My eyes turned down, I stirred and blew on the half-eaten rice porridge, even though it was already cooled, for something to do. Then, holding the bowl to my mouth, I scraped heaps of rice in with my chopsticks. These simple, normal motions felt exaggerated and awkward. The silence blared in my ears and remained after our rice bowls were empty.


My own father's adoption has some parallels... it took place a few decades later and was occasioned by dire poverty. I don't think it was as bad as the writer's father experienced, though I honestly don't know. His adoptive family wasn't rich at all, and lived in a village in the mountains.

A commenter provides further context:

Not an entirely accurate characterization of adoption.

"If you were adopted, didn't that make you part of their family?" Keven interrupted.

"No, it was different in Japan at that time than it is here and now.
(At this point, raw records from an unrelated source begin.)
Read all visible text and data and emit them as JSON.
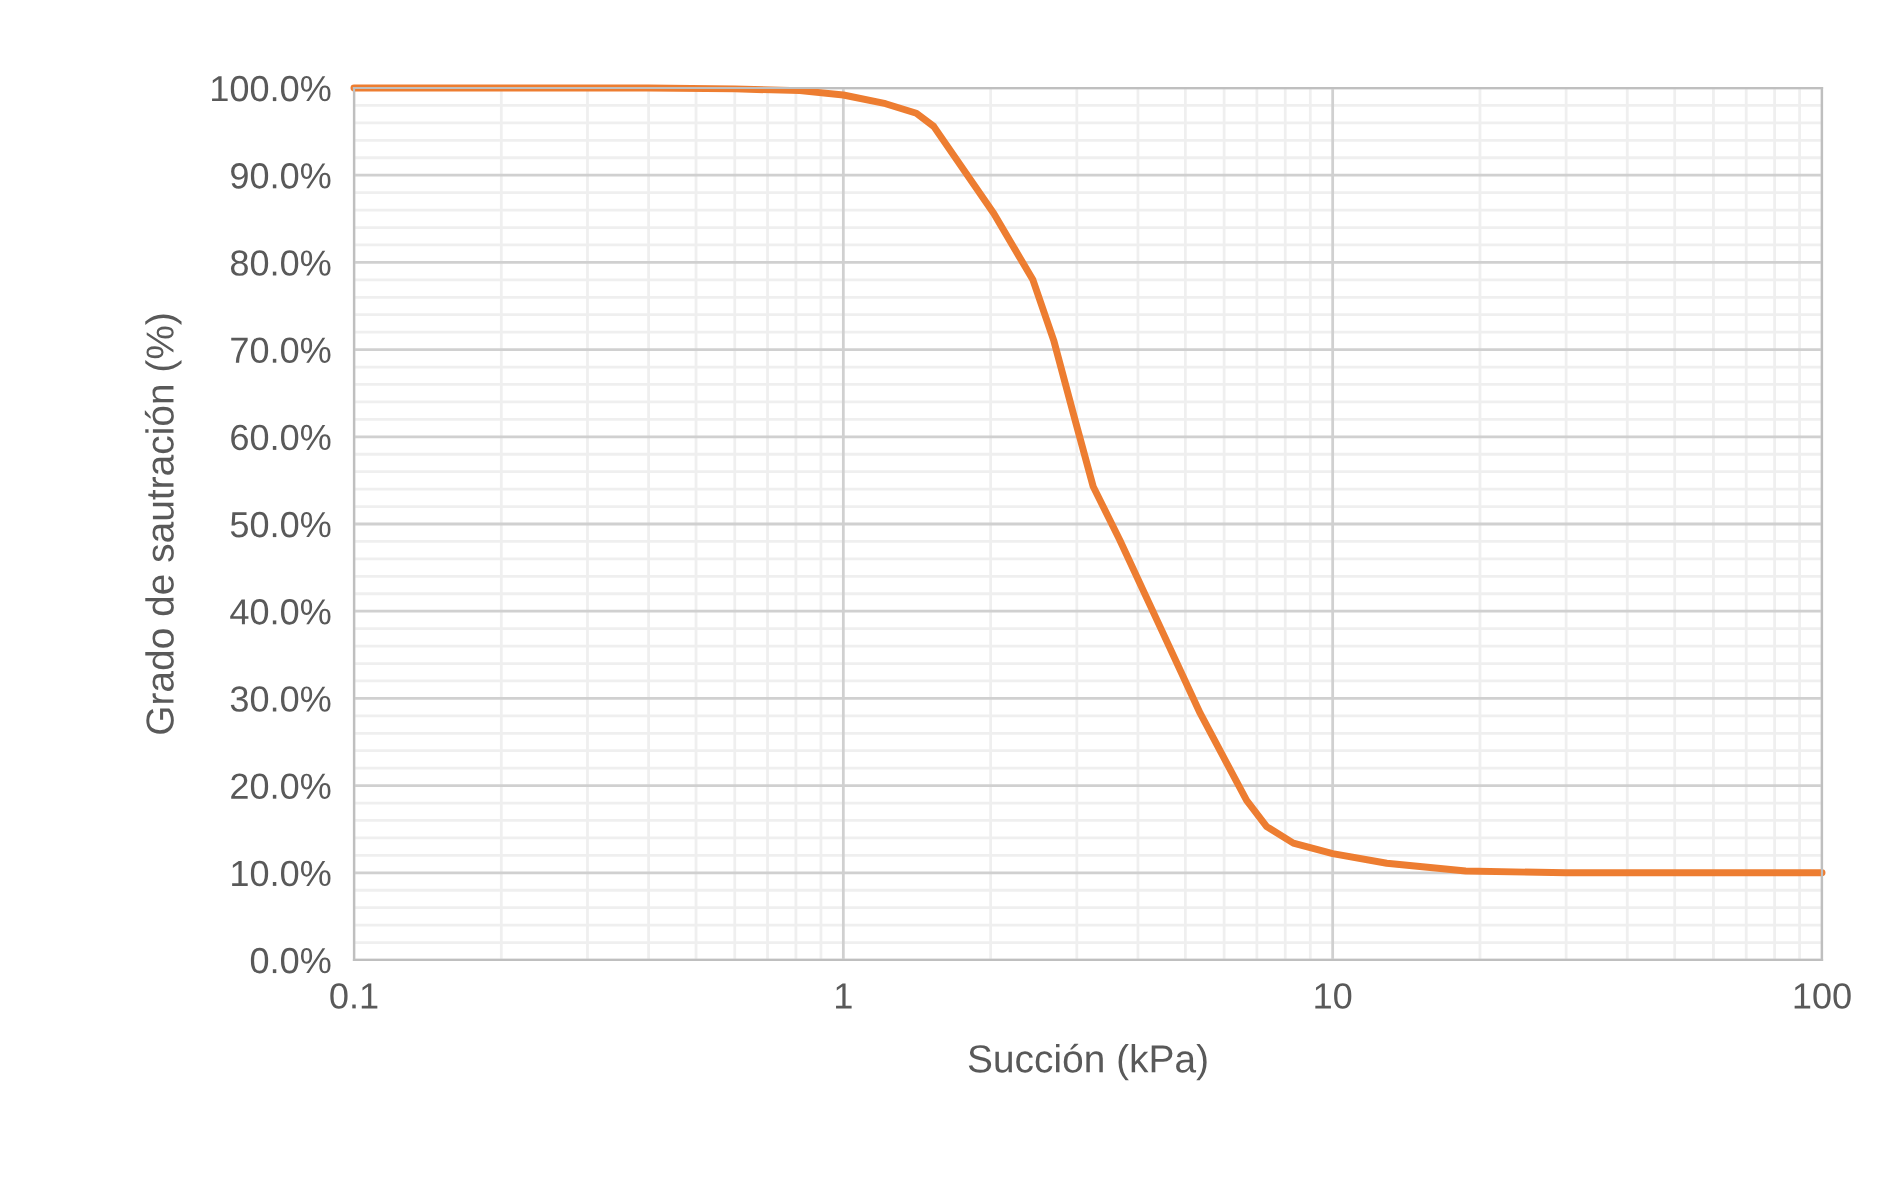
{
  "chart_data": {
    "type": "line",
    "xlabel": "Succión (kPa)",
    "ylabel": "Grado de sautración (%)",
    "series": [
      {
        "color": "#ed7d31",
        "x": [
          0.1,
          0.2,
          0.4,
          0.6,
          0.815,
          1.0,
          1.22,
          1.41,
          1.53,
          2.03,
          2.44,
          2.69,
          2.95,
          3.24,
          3.67,
          4.44,
          5.36,
          6.67,
          7.33,
          8.31,
          10.0,
          12.9,
          18.7,
          30,
          50,
          100
        ],
        "values": [
          100.0,
          100.0,
          100.0,
          99.9,
          99.7,
          99.2,
          98.2,
          97.1,
          95.6,
          85.6,
          78.0,
          71.1,
          62.7,
          54.3,
          48.2,
          38.2,
          28.3,
          18.3,
          15.3,
          13.4,
          12.2,
          11.1,
          10.2,
          10.0,
          10.0,
          10.0
        ]
      }
    ],
    "log": "x",
    "xlim": [
      0.1,
      100
    ],
    "xticks": [
      0.1,
      1,
      10,
      100
    ],
    "ylim": [
      0,
      100
    ],
    "yticks": [
      {
        "value": 0,
        "label": "0.0%"
      },
      {
        "value": 10,
        "label": "10.0%"
      },
      {
        "value": 20,
        "label": "20.0%"
      },
      {
        "value": 30,
        "label": "30.0%"
      },
      {
        "value": 40,
        "label": "40.0%"
      },
      {
        "value": 50,
        "label": "50.0%"
      },
      {
        "value": 60,
        "label": "60.0%"
      },
      {
        "value": 70,
        "label": "70.0%"
      },
      {
        "value": 80,
        "label": "80.0%"
      },
      {
        "value": 90,
        "label": "90.0%"
      },
      {
        "value": 100,
        "label": "100.0%"
      }
    ],
    "grid": true,
    "marker": "none",
    "line_style": "solid"
  }
}
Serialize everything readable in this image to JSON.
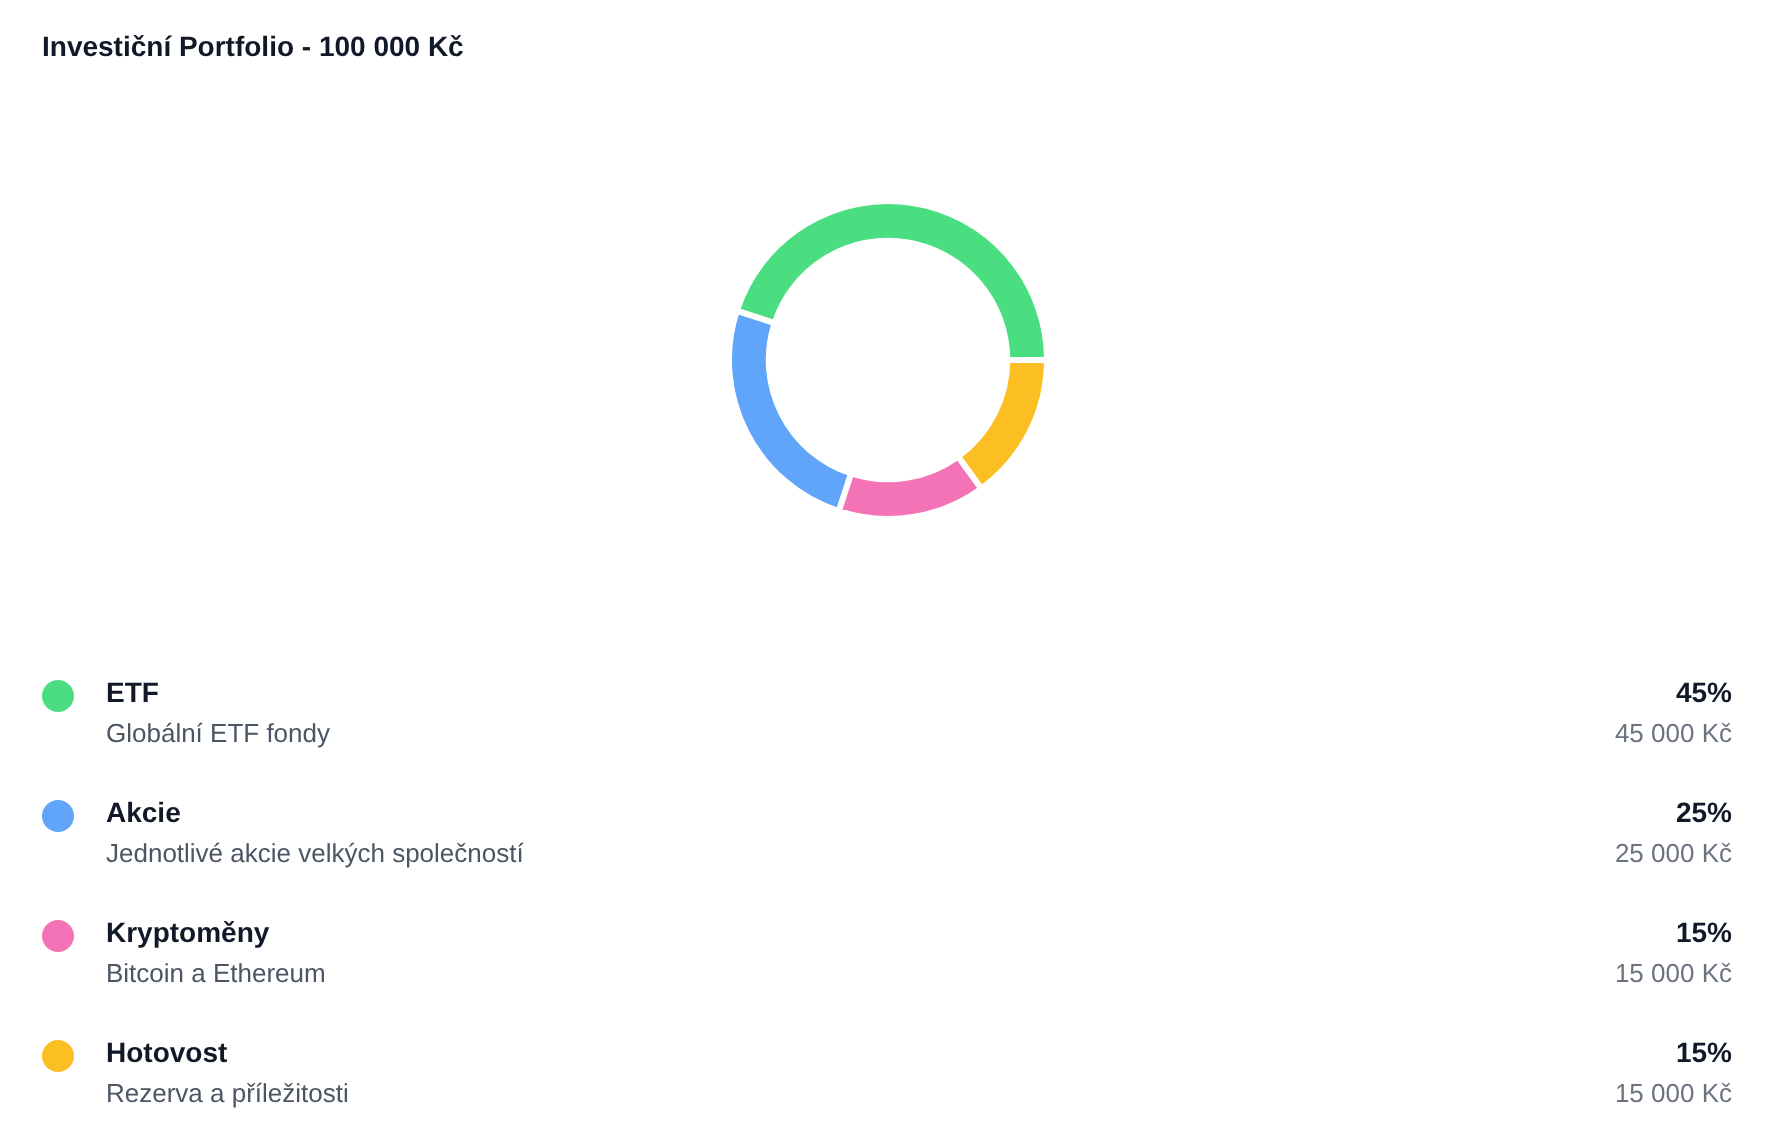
{
  "chart_data": {
    "type": "donut",
    "title": "Investiční Portfolio - 100 000 Kč",
    "categories": [
      "ETF",
      "Akcie",
      "Kryptoměny",
      "Hotovost"
    ],
    "values": [
      45,
      25,
      15,
      15
    ],
    "colors": [
      "#4ade80",
      "#60a5fa",
      "#f472b6",
      "#fbbf24"
    ],
    "value_labels": [
      "45%",
      "25%",
      "15%",
      "15%"
    ],
    "annotations": [
      "Globální ETF fondy",
      "45 000 Kč",
      "Jednotlivé akcie velkých společností",
      "25 000 Kč",
      "Bitcoin a Ethereum",
      "15 000 Kč",
      "Rezerva a příležitosti",
      "15 000 Kč"
    ],
    "legend": "bottom"
  }
}
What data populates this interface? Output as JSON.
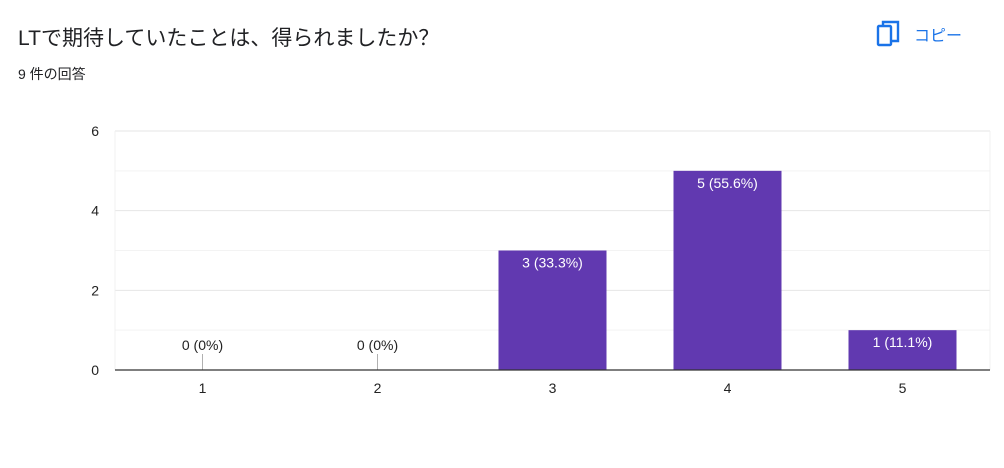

Adoption was the same thing as being a servant," he explained matter-of-factly, responding to my brother's question in English. It was a fact of life that if a family couldn't afford to support a child, or if the home situation changed, orphanages or well-off families were a place to send them.


While this might have been true for Ms. Kuriya's father, the typical circumstance for a male being adopted into a family (often that of his wife) is the lack of a male heir.

My father-in-law, roughly the same age as Ms. Kuriya's, was adopted by a family whose son had died as a young boy. Far from being a servant, my giri otou-san was adopted to replace the son so that the family name and family business would continue.

I suspect that Ms. Kuriya's father's circumstance may have been influenced by the fact that his new "family" may not even have considered him a "real" Japanese, as he was born and live in America until he was nine years old.

To this day, many Japanese treat Japanese who have lived abroad for extended periods of time, as, at best, something exotic. Stories of returned ex-pat Japanese children being driven to violence or suicide because of bullying at school are not uncommon.

-- nandemosan


I'm starting to get a picture of at least three models or ways of looking at Japanese adoption: indentured servant, replacement son, and "child-centered". The servant model has been archaic since Japan's industrialization, but still has a strong hold on the national consciousness. "Child-centered" is being formed in comparison with non-Japanese adoption practices, but will end up being uniquely Japanese if it starts gaining momentum.